What ISO were you shooting at? I try to stay from 100-400. You need to use a flash. You have to if you want to catch them, plain and simple. A flash freezes them a lot better because of the fact that it is not just adding light... it is adding light really fast, faster than your shutter, unless you have a really good flash that fires over 1/250th which is where mine is.
Don't use synch, unless you are going for the tracer effect. You just need your straight up flash. You have to make a choice. I love shooting with natural light for the most part but indoors at a party with the lights lower you gotta bounce your flash, hopefully off a white ceiling.On the other hand, with a fixed flash sync speed, I was getting the usual flash-type shots - very bright subjects in the foreground, with a very dark background - no problems with motion blur here, but these pictures just look pretty horrible in general. I did use the time to try out things and learnt quite a bit over the course of the day, but it would be nice to get some comments on this from the community.

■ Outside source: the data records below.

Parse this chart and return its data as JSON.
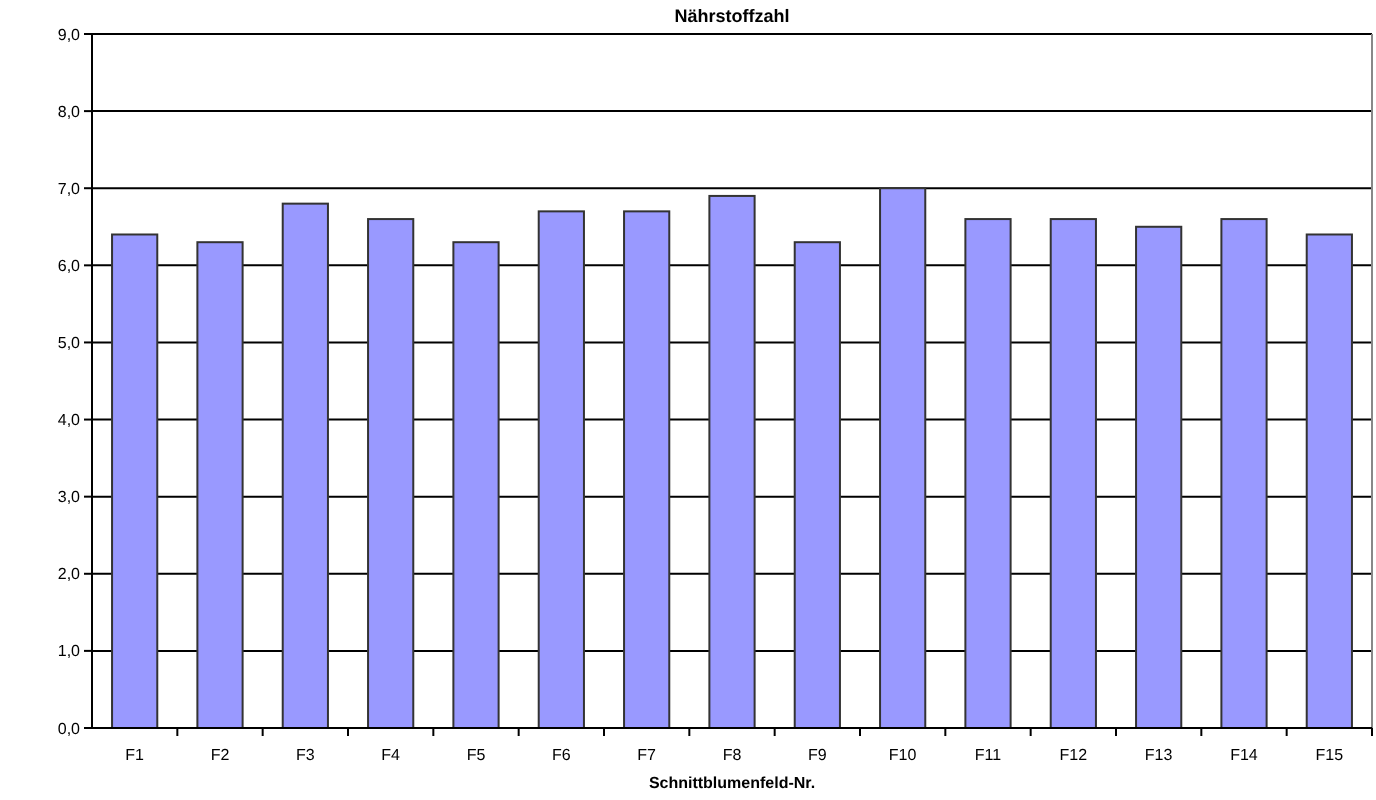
{
  "chart_data": {
    "type": "bar",
    "title": "Nährstoffzahl",
    "xlabel": "Schnittblumenfeld-Nr.",
    "categories": [
      "F1",
      "F2",
      "F3",
      "F4",
      "F5",
      "F6",
      "F7",
      "F8",
      "F9",
      "F10",
      "F11",
      "F12",
      "F13",
      "F14",
      "F15"
    ],
    "values": [
      6.4,
      6.3,
      6.8,
      6.6,
      6.3,
      6.7,
      6.7,
      6.9,
      6.3,
      7.0,
      6.6,
      6.6,
      6.5,
      6.6,
      6.4
    ],
    "color": "#9999ff",
    "ylim": [
      0,
      9
    ],
    "yticks": [
      {
        "value": 0,
        "label": "0,0"
      },
      {
        "value": 1,
        "label": "1,0"
      },
      {
        "value": 2,
        "label": "2,0"
      },
      {
        "value": 3,
        "label": "3,0"
      },
      {
        "value": 4,
        "label": "4,0"
      },
      {
        "value": 5,
        "label": "5,0"
      },
      {
        "value": 6,
        "label": "6,0"
      },
      {
        "value": 7,
        "label": "7,0"
      },
      {
        "value": 8,
        "label": "8,0"
      },
      {
        "value": 9,
        "label": "9,0"
      }
    ],
    "grid": "y"
  }
}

Yeah. You gotta have a flash if you want to shoot these situations. Bounce the flash though. There are all sorts of ways to DIY your own bouncing. If you know there will be certain areas you will be shooting toss a white board on one wall that you can bounce off of.So - is the best course of action here to buy a larger flash for the camera? Will this illuminate more of the scene and give better, sharper pictures overall without those nasty holiday flash snapshots? What could I do if for the time being I wasn't planning on buying more gear?
Kids are low to the ground, you could build a little flash kicker (from skateboarding terms). I have a cardboard box, well cut into a triangle that I can slide on one side of a wall. When I get low it gives me something to bounce light from and it reflects it up. The best thing though, a white windshield sun protector/visor thing. Fold it out and just walk around with it.